South Africa-Mozambique Talks in Paris
On 5 December 1980, a four-man apartheid South African delegation led by the Director-General of Foreign Affairs, Brand Fourie, secretly met with a three-person Mozambican delegation headed by the Minister of State for Security Affairs, Jacinto Veloso, in Paris, France. The apartheid South African Department of Foreign Affairs report on the meeting was classified as “Top Secret”.
Addressing the meeting, Fourie, maintained that for his government the major element breeding suspicion was the problem of the African National Congress (ANC) in Mozambique, as was the case with the South West Africa People’s Organisation (SWAPO) in Angola, as it pertained to South West Africa/Namibia. Veloso responded that the ANC was there but was not operating from Mozambique, which unfortunately did not allay apartheid South Africa’s suspicions.

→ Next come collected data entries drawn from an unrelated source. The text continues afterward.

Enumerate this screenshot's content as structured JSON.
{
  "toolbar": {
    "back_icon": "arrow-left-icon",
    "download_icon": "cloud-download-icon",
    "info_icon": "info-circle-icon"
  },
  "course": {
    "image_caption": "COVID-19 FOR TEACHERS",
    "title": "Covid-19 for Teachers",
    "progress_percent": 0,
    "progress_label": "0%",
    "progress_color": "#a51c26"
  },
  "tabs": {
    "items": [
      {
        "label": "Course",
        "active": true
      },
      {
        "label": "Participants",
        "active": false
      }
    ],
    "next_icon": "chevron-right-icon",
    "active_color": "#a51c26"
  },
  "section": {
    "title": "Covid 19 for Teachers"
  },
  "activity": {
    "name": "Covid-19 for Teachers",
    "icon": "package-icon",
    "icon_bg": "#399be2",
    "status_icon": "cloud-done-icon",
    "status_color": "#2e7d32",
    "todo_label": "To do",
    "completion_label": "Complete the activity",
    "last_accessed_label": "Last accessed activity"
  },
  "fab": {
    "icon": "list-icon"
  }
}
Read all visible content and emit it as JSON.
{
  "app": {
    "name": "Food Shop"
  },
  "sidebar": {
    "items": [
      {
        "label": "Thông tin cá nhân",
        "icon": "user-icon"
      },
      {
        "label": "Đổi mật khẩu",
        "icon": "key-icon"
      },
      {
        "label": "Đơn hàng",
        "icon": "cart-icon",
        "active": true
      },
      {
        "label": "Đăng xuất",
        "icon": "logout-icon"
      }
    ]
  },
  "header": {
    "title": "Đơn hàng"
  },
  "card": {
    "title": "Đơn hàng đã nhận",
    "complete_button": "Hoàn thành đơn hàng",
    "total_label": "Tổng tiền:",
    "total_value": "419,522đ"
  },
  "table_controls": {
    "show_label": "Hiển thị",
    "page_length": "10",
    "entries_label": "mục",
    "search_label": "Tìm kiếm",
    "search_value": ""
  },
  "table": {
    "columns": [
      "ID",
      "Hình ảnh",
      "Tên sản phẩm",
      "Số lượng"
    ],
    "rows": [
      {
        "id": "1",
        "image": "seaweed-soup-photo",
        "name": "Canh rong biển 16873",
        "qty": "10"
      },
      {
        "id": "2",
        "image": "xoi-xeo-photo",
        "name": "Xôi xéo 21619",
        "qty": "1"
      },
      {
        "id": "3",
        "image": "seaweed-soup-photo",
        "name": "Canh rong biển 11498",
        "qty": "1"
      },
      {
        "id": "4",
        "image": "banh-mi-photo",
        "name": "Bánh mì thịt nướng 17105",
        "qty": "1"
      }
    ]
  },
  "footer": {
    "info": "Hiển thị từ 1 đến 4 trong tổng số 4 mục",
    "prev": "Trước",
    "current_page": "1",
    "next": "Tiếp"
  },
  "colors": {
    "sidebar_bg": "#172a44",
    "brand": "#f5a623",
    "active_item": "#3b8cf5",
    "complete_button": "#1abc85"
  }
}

According to Veloso, the Mozambican government did not support the ANC, though it did give full political support to the achievement of equal rights for all people in South Africa. Veloso ventured into a thought whether the ANC could be accommodated politically inside South Africa. If P.W. Botha continued in the reformist direction he was taking, Veloso argued, the ANC would have no justification for acting against apartheid South Africa from outside. Veloso further added that the ANC would have no justification for styling itself a “liberation movement” at all.